-1

Millions of mails are inserted into a MySQL table "EmailQueue" with following fields,

  1. id - BigInt(20)
  2. email_address - Varchar(300)
  3. message - text
  4. status - enum('Pending','Prioritized','Processing','Processed')
  5. created_datetime - datetime
  6. sent_datetime - datetime

Generally the rows will be inserted with 'Pending' status but some high priority mails such as Forget/Reset password will be inserted with 'Prioritized' in status column.

The cron job will run every hour and send the mails as a loop with the batch of 20000 mails in every loop until it finish sending all the emails. Now I want to send the prioritized mails first which can be add to the email queue even when the cron job is running.

What is the best approach to achieve this? I'm not sure if stackoverflow is the place to ask this question, but not sure about a better place. Thanks for any help in advance.

Stranger
  • 10,332
  • 18
  • 78
  • 115
  • 1
    if you want it to see them even when the job is already running then simply the cron job would have to query again before each email it sends to check if anything has moved to the top of the queue. Sounds like it'd not be all that efficient. If they're so urgent, why not run the job every 5 minutes or so, and make the prioritised ones top of the list using a SQL "ORDER BY", and just send anything that hasn't been sent before? If you absolutely can't send more than 20000 an hour for some reason, you can use timestamps on the DB fields to check how many sent so far in all runs during the hour. – ADyson Sep 12 '17 at 14:39
  • @ADyson valid point – Stranger Sep 12 '17 at 14:45

2 Answers2

1

If we ignore the "add while the cron is running" for a sec, this will select 'Prioritized' first:

ORDER BY FIELD(status, "Prioritized"), id ASC

This'll sort all rows where status=Prioritized first then it will order by id. More info/examples here.

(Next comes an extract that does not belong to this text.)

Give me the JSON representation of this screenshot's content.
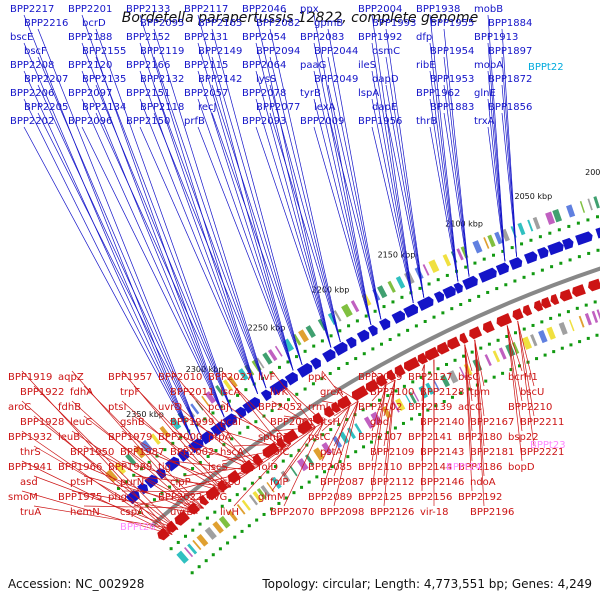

Adding them while the cron is running is more difficult, this becomes a logic challenge. If you do SELECT * FROM emails ORDER BY FIELD(status, "Prioritized"), id ASC you select the data in the data at the time of the selecting. If items are added after you've run the query, it wont be in the returned set of data.

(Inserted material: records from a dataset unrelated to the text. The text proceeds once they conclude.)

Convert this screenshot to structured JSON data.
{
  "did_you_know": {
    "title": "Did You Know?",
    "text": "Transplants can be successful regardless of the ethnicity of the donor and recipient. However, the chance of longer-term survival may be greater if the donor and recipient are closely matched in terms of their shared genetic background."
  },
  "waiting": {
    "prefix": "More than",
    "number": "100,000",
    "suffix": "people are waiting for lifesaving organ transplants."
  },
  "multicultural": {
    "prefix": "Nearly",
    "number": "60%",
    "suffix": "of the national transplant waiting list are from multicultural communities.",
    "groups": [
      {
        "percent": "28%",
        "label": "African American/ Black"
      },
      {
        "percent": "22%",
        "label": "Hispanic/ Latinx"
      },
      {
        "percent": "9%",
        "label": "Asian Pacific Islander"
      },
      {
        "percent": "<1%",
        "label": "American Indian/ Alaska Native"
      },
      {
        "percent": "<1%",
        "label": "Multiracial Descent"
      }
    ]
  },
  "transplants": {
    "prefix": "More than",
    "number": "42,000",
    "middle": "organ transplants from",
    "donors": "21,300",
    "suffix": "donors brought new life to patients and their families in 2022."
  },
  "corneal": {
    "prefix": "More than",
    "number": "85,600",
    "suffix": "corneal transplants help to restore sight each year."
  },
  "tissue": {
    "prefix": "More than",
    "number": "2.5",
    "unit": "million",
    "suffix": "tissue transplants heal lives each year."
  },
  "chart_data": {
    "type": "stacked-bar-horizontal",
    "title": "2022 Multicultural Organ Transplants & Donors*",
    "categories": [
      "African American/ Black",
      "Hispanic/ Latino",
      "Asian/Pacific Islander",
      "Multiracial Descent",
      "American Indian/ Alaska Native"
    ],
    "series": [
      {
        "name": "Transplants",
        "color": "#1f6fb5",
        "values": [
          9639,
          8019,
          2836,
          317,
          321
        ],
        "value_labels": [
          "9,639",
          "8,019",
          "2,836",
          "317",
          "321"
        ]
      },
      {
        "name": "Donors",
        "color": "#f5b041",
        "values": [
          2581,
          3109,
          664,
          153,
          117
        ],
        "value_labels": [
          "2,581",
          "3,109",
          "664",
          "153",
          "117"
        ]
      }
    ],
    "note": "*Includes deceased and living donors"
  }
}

To get what you want, you'll need to break your code into smaller selections:

$continueProcesss = false;
$current = 0;
$itemsPerBatch = 25;
while( $continueProcesss ){
    $query = "SELECT * FROM emails ORDER BY FIELD(status, 'Prioritized'), id ASC` 
              LIMIT $current,$itemsPerBatch";
    $result = yourQueryMethod($query);
    if( $result->num_rows===0 ){
        $continueProcesss = false;
        break;
    } else{
       $current += $itemsPerBatch; // next round, we skip another $itemsPerBatch rows
    }
}
Martijn
  • 15,791
  • 4
  • 36
  • 68
0

It's a matter of using the right query, for example, if you know the job will run every email until the queue is exhausted:

SELECT * 
FROM EmailQueue 
WHERE status IN ('Pending','Prioritized') 
ORDER BY status DESC, created_datetime ASC
LIMIT 0,100;

The result is that every time you run the query, you get the prioritized emails first, then the pending emails, both ordered by the oldest first.

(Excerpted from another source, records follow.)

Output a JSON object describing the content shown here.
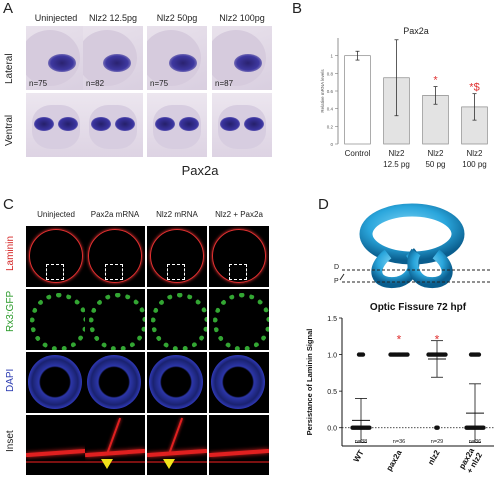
{
  "panel_a": {
    "label": "A",
    "columns": [
      "Uninjected",
      "Nlz2 12.5pg",
      "Nlz2 50pg",
      "Nlz2 100pg"
    ],
    "rows": [
      "Lateral",
      "Ventral"
    ],
    "n_values": [
      "n=75",
      "n=82",
      "n=75",
      "n=87"
    ],
    "gene": "Pax2a"
  },
  "panel_b": {
    "label": "B",
    "chart_data": {
      "type": "bar",
      "title": "Pax2a",
      "ylabel": "Relative mRNA levels",
      "categories": [
        "Control",
        "Nlz2 12.5 pg",
        "Nlz2 50 pg",
        "Nlz2 100 pg"
      ],
      "category_lines": [
        [
          "Control"
        ],
        [
          "Nlz2",
          "12.5 pg"
        ],
        [
          "Nlz2",
          "50 pg"
        ],
        [
          "Nlz2",
          "100 pg"
        ]
      ],
      "values": [
        1.0,
        0.75,
        0.55,
        0.42
      ],
      "errors": [
        0.05,
        0.43,
        0.1,
        0.15
      ],
      "significance": [
        "",
        "",
        "*",
        "*$"
      ],
      "yticks": [
        "0",
        "0.2",
        "0.4",
        "0.6",
        "0.8",
        "1"
      ],
      "ylim": [
        0,
        1.2
      ],
      "sig_color": "#e03030"
    }
  },
  "panel_c": {
    "label": "C",
    "columns": [
      "Uninjected",
      "Pax2a mRNA",
      "Nlz2 mRNA",
      "Nlz2 + Pax2a"
    ],
    "rows": [
      "Laminin",
      "Rx3:GFP",
      "DAPI",
      "Inset"
    ],
    "row_colors": [
      "#d42020",
      "#2a9a2a",
      "#2a3ab0",
      "#222222"
    ]
  },
  "panel_d": {
    "label": "D",
    "plane_labels": [
      "D",
      "P"
    ],
    "chart_data": {
      "type": "scatter",
      "title": "Optic Fissure 72 hpf",
      "ylabel": "Persistance of Laminin Signal",
      "categories": [
        "WT",
        "pax2a",
        "nlz2",
        "pax2a + nlz2"
      ],
      "means": [
        0.1,
        1.0,
        0.94,
        0.2
      ],
      "sd": [
        0.3,
        0.0,
        0.25,
        0.4
      ],
      "n_labels": [
        "n=38",
        "n=36",
        "n=29",
        "n=36"
      ],
      "significance": [
        "",
        "*",
        "*",
        ""
      ],
      "yticks": [
        "0.0",
        "0.5",
        "1.0",
        "1.5"
      ],
      "ylim": [
        -0.25,
        1.5
      ],
      "dot_counts_at_1": [
        4,
        36,
        27,
        7
      ],
      "dot_counts_at_0": [
        34,
        0,
        2,
        29
      ],
      "sig_color": "#e03030"
    }
  }
}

You can run this batch any number of times you need until the queue is depleted or a max of 200 times every hour to match the 20,000 hourly limit.

I'm assuming that when you start processing you change the status to Processing and when finished you change the status to Processed. That's why you always start with 0 and not an incremental number.

Abraham Romero
  • 1,047
  • 11
  • 22